Regardless of the type of test employed, incorporate actual data and simulate real-world conditions whenever possible. Additionally, develop the test scenario based on the results from the risk assessment. Choose a likely risk to which the organization may be vulnerable. And if you or your organization is new to business continuity plan testing, start small. As your business continuity process matures, increase the size and complexity of the test.

Business continuity coordinators also have the responsibility to capture the interest of test participants and be original. We have observed one coordinator who operates his tests like a “monopoly” game, using chance cards to insert anticipated variables into the test process. Others insert a bit of realism by randomly selecting personnel to “sit out” and observe tests to see how the rest of the team reacts. These are just a few ideas to add realism and keep exercises interesting.

Note: The information printed in this answer was authored by Protiviti and originally published on the ISACA website.


6. Should the organization expand testing beyond IS?
   
   Absolutely, there are several options available to expand testing throughout the organization, although a necessary first step is to involve end users in IT disaster recovery tests. We recommend the creation of a testing policy that dictates standards and guidelines for exercise participants and a schedule to include crisis management, business resumption and IT disaster recovery.
   
   Use a variety of methods for exercising plans:
   
   • Incident-specific scenarios on unplanned exercise dates with unexpected exercise scenarios
   • Walkthroughs of existing plans with recovery teams
   • Cooperative exercises with key partners and customers
   • Industry-wide exercises administered by local industry organizations or service bureaus
   • Local response procedures to a regional crisis
   • Exercise interdependent recovery plans simultaneously
   
   Require Internal Audit (IA) participation for each test. IA and BC personnel should perform the following tasks:
   
   • Document observations
   • Perform follow-up (which should be performed within 3 months when major deficiencies are noted)
   • Repeat until noted issues are satisfactorily resolved, as per Internal Audit’s observations.

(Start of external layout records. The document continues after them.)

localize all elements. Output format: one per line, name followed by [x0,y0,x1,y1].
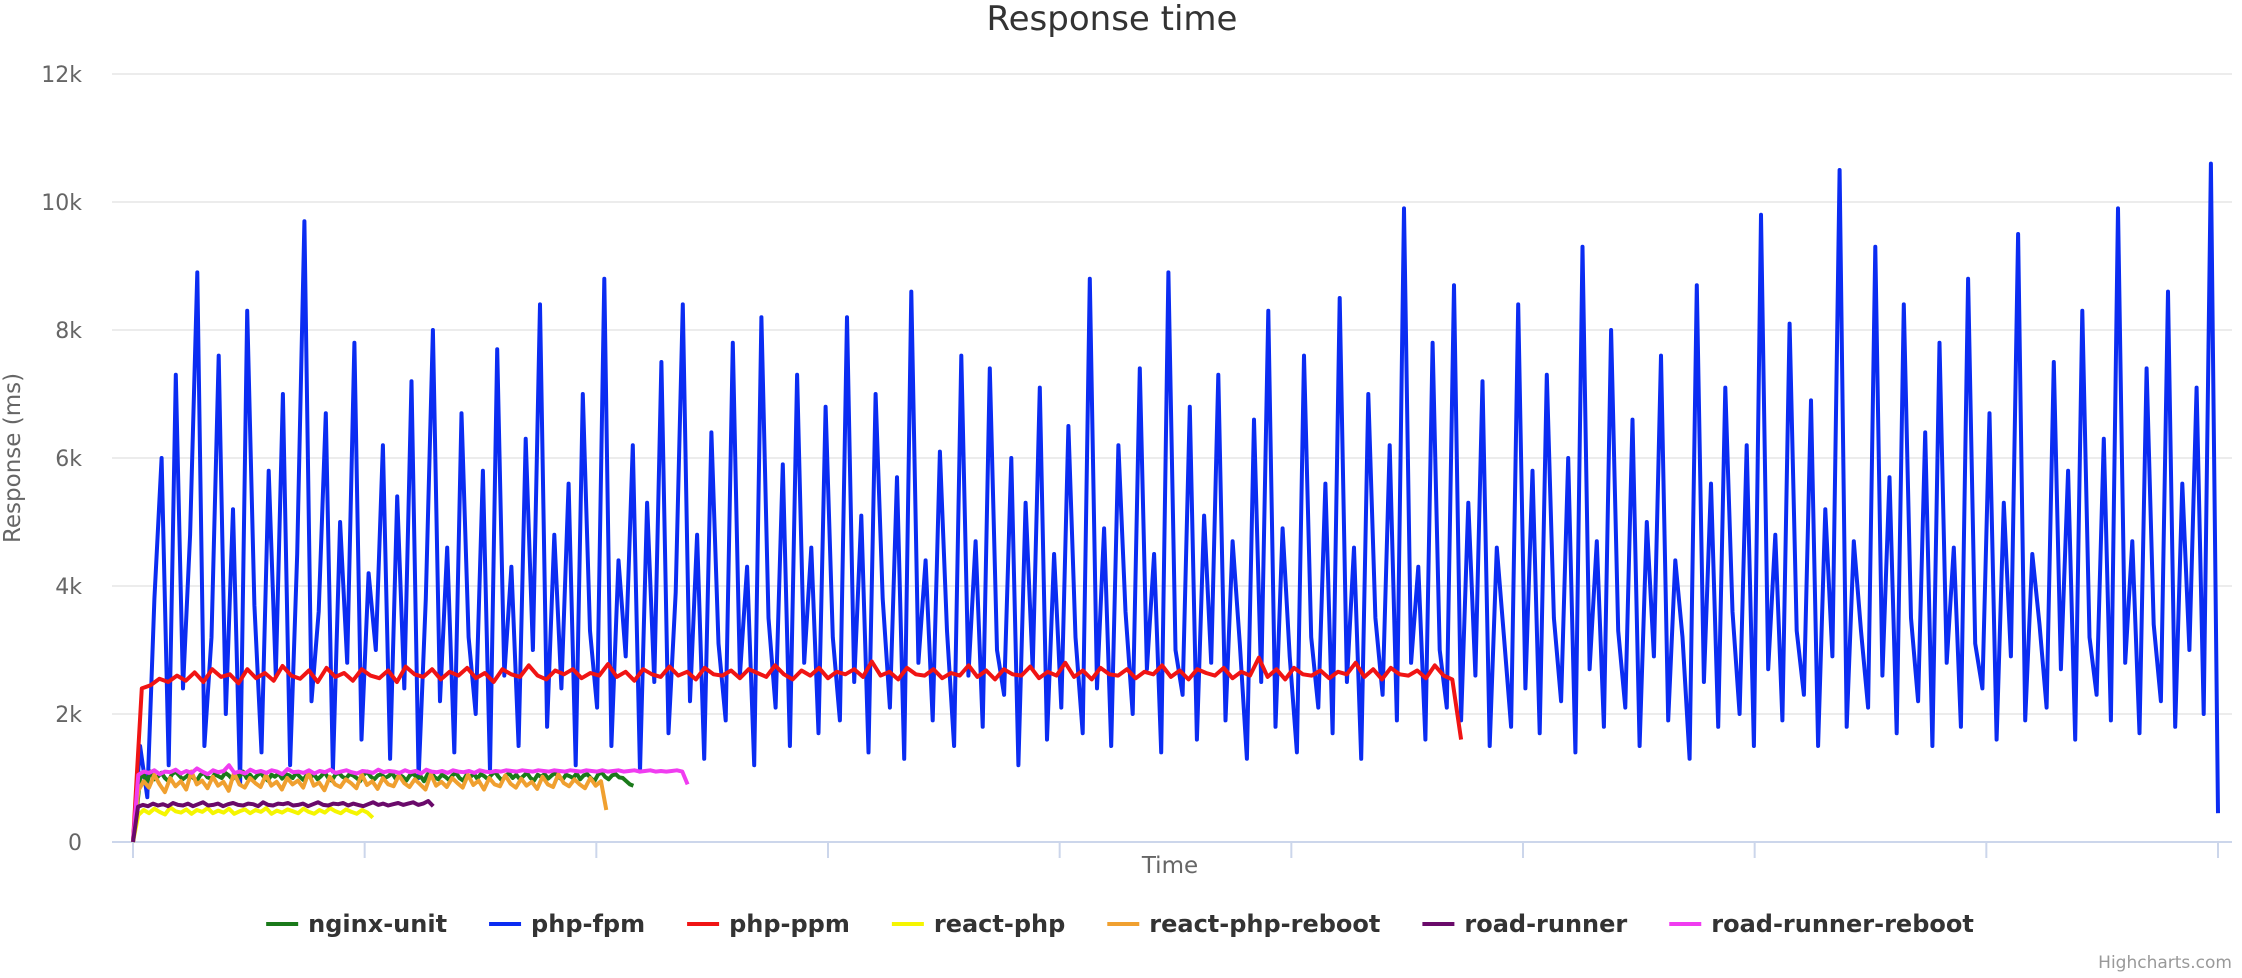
chart-title: Response time [987,0,1238,39]
series-line-road-runner-reboot [131,763,690,843]
y-tick-label: 10k [41,191,82,216]
legend-label: react-php-reboot [1149,910,1380,938]
legend-item-road-runner-reboot[interactable]: road-runner-reboot [1669,910,1974,938]
y-tick-label: 4k [55,575,82,600]
legend-item-php-ppm[interactable]: php-ppm [687,910,850,938]
x-axis-title: Time [1141,853,1198,879]
credits-link[interactable]: Highcharts.com [2098,953,2232,973]
legend-label: road-runner [1464,910,1627,938]
legend-item-php-fpm[interactable]: php-fpm [489,910,645,938]
series-line-php-fpm [131,161,2220,843]
legend-label: php-fpm [531,910,645,938]
x-axis [112,841,2232,858]
legend-item-react-php-reboot[interactable]: react-php-reboot [1107,910,1380,938]
legend-label: nginx-unit [308,910,447,938]
series-line-php-ppm [131,655,1464,843]
y-axis-ticks: 0 2k 4k 6k 8k 10k 12k [41,63,82,856]
legend-label: react-php [934,910,1065,938]
series-line-react-php [131,805,375,843]
y-tick-label: 0 [68,831,82,856]
legend-label: php-ppm [729,910,850,938]
y-tick-label: 6k [55,447,82,472]
y-tick-label: 8k [55,319,82,344]
series-line-road-runner [131,799,435,843]
legend-item-react-php[interactable]: react-php [891,910,1065,938]
legend-label: road-runner-reboot [1711,910,1974,938]
legend-item-road-runner[interactable]: road-runner [1422,910,1627,938]
y-tick-label: 2k [55,703,82,728]
series-lines [131,161,2220,843]
legend-item-nginx-unit[interactable]: nginx-unit [266,910,447,938]
y-tick-label: 12k [41,63,82,88]
legend: nginx-unit php-fpm php-ppm react-php react-p… [266,910,1974,938]
y-axis-title: Response (ms) [0,373,26,543]
series-line-react-php-reboot [131,769,609,843]
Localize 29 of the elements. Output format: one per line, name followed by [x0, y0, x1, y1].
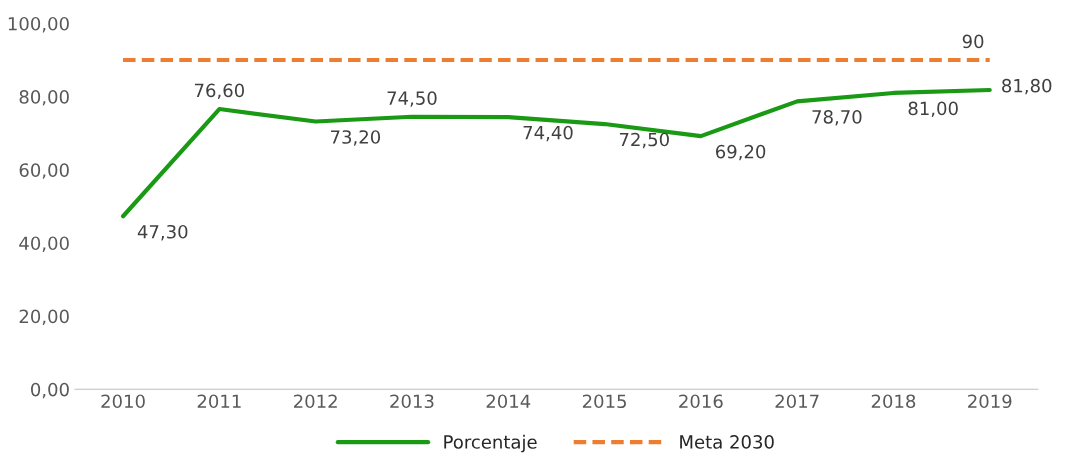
y-tick-label: 40,00: [19, 236, 69, 252]
x-tick-label: 2019: [968, 394, 1012, 409]
y-tick-label: 0,00: [31, 382, 69, 399]
legend-label: Meta 2030: [680, 435, 774, 449]
data-label: 74,40: [523, 125, 573, 142]
data-label: 74,50: [387, 91, 437, 107]
data-label: 81,00: [908, 101, 958, 118]
data-label: 72,50: [619, 132, 669, 149]
data-label: 69,20: [716, 144, 766, 161]
x-tick-label: 2010: [101, 394, 145, 409]
x-tick-label: 2016: [679, 394, 723, 409]
data-label: 73,20: [331, 130, 381, 146]
x-tick-label: 2011: [197, 394, 241, 409]
data-label: 90: [962, 34, 984, 49]
x-tick-label: 2017: [775, 394, 819, 409]
x-tick-label: 2015: [582, 394, 626, 409]
data-label: 81,80: [1002, 78, 1052, 95]
y-tick-label: 60,00: [19, 163, 69, 179]
data-label: 78,70: [812, 110, 862, 126]
y-tick-label: 20,00: [19, 309, 69, 326]
x-tick-label: 2014: [486, 394, 531, 409]
y-tick-label: 100,00: [8, 16, 69, 33]
data-label: 47,30: [137, 224, 188, 241]
x-tick-label: 2012: [294, 394, 337, 409]
data-label: 76,60: [194, 83, 244, 100]
legend-label: Porcentaje: [444, 434, 537, 453]
x-tick-label: 2018: [871, 394, 916, 409]
y-tick-label: 80,00: [19, 90, 69, 106]
x-tick-label: 2013: [390, 394, 434, 409]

7. Why does it take so long to adequately plan for an IT disaster recovery test?
   
   Often, one of the best ways to measure the adequacy and completeness of IT disaster recovery strategies and documentation is the ease of test planning. Although coordination with business functions potentially impacted by a test is critically important (and when a third-party is utilized, coordination is needed there as well), planning for available technical resources should be eased due to defined, up-to-date recovery strategies, recovery teams and recovery/verification/restoration procedures. Some organizations struggle with test planning because they “reinvent” the IT disaster recovery strategy for each test – going so far as writing recovery procedures from scratch to meet the scope of the test – as opposed to defining and maintaining an “everyday” IT DR process.
   
   If the organization is investing six months of a FTE for each test, our recommendation would be to reallocate that time into developing repeatable procedures with necessary resources that could enable recovery strategies designed to meet business-validated RTOs.
   
   Lastly, organization should ensure that each test focuses on validation of business continuity strategies and supporting plans - “Test the plan, not the people”.